Question: Despite Dr. Mark Powell's certainty that "Prot" is a delusional man named Robert Porter who lost his mind and attempted suicide years earlier, no explanation is ever given for Prot's extraordinary resistance to powerful psychiatric drugs, his superhuman vision (into the Ultraviolet range), and his knowledge of deep-space astrophysics, which not only rivals but exceeds the knowledge of Earthly astrophysicists. Prot's enigmatic abilities are tested by experts, and the experts are left scratching their heads. The probability that Prot actually is an alien entity occupying a deeply-damaged and "discarded" human body seems confirmed on many levels, above and beyond the rantings of a mere mental patient. So, why does Dr. Powell consistently reject the hard evidence before his eyes?

Charles Austin Miller

Answer: He rejects it for two main reasons.
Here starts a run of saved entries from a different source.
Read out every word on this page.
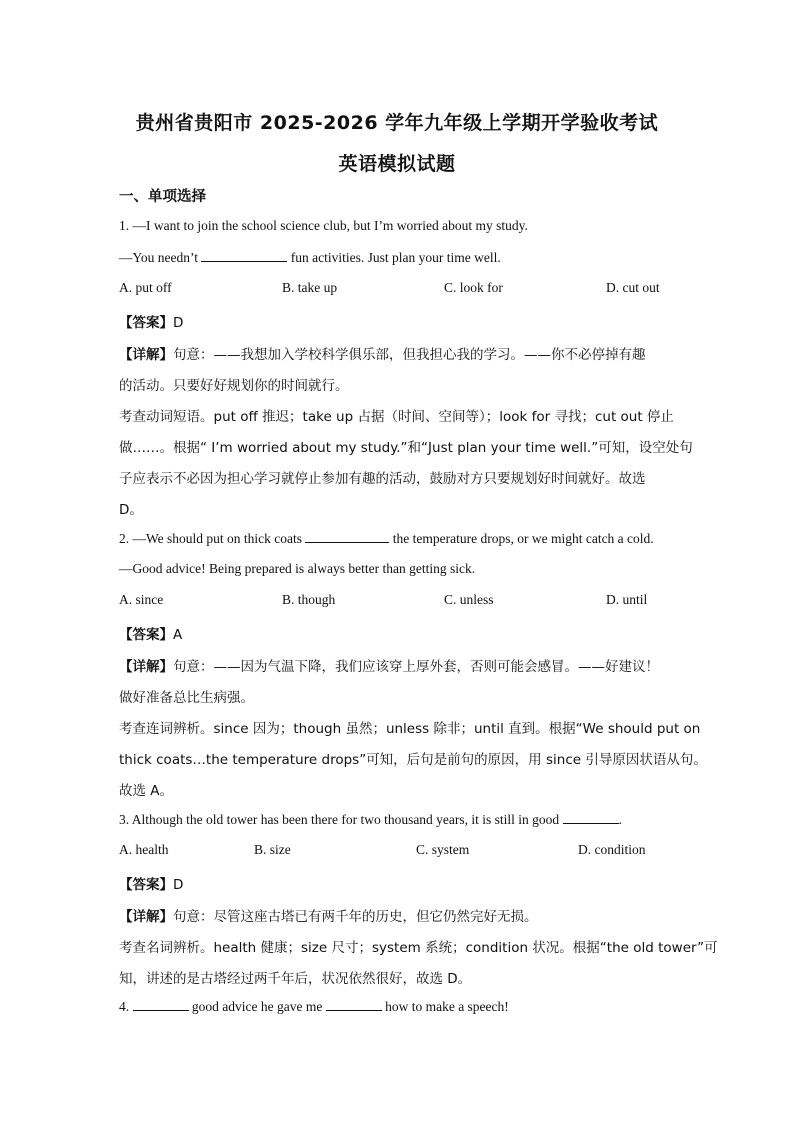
贵州省贵阳市 2025-2026 学年九年级上学期开学验收考试
英语模拟试题
一、单项选择
1. —I want to join the school science club, but I’m worried about my study.
—You needn’t	fun activities. Just plan your time well.
A. put off	B. take up	C. look for	D. cut out
【答案】D
【详解】句意：——我想加入学校科学俱乐部，但我担心我的学习。——你不必停掉有趣
的活动。只要好好规划你的时间就行。
考查动词短语。put off 推迟；take up 占据（时间、空间等）；look for 寻找；cut out 停止
做……。根据“ I’m worried about my study.”和“Just plan your time well.”可知，设空处句
子应表示不必因为担心学习就停止参加有趣的活动，鼓励对方只要规划好时间就好。故选
D。
2. —We should put on thick coats	the temperature drops, or we might catch a cold.
—Good advice! Being prepared is always better than getting sick.
A. since	B. though	C. unless	D. until
【答案】A
【详解】句意：——因为气温下降，我们应该穿上厚外套，否则可能会感冒。——好建议！
做好准备总比生病强。
考查连词辨析。since 因为；though 虽然；unless 除非；until 直到。根据“We should put on
thick coats…the temperature drops”可知，后句是前句的原因，用 since 引导原因状语从句。
故选 A。
3. Although the old tower has been there for two thousand years, it is still in good	.
A. health	B. size	C. system	D. condition
【答案】D
【详解】句意：尽管这座古塔已有两千年的历史，但它仍然完好无损。
考查名词辨析。health 健康；size 尺寸；system 系统；condition 状况。根据“the old tower”可
知，讲述的是古塔经过两千年后，状况依然很好，故选 D。
4.	good advice he gave me	how to make a speech!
First, each of the items you mention have possible, even if unlikely, explanations. Some people have strange or no reaction to certain drugs (for example I have almost no response to any painkillers). People who have had their corneas replaced with artificial lens can see near ultraviolet (though nowhere near 300-400 angstroms). The sheriff described Porter as being very bright, and he was in to astronomy, so while a great stretch, not impossible he somehow formulated the information he presented. The second reason, building upon these, is Occam's razor. As a person in the sciences, Dr. Powell is driven to believe things have a reasonable explanation, even if we don't currently know what it is, and thinking Prot is just a bright and unusual human is a more reasonable belief to him than believing Prot is an alien possessing a human's body.

jimba

Just remarking, there's no comparison of painkillers and psychiatric drugs. Thorazine and Haloperidol (Haldol) are both powerful anti-psychotic drugs with numerous side effects. Prot is immune to Thorazine and Haloperidol (as well as alcohol), which is more than extraordinary, it's otherworldly.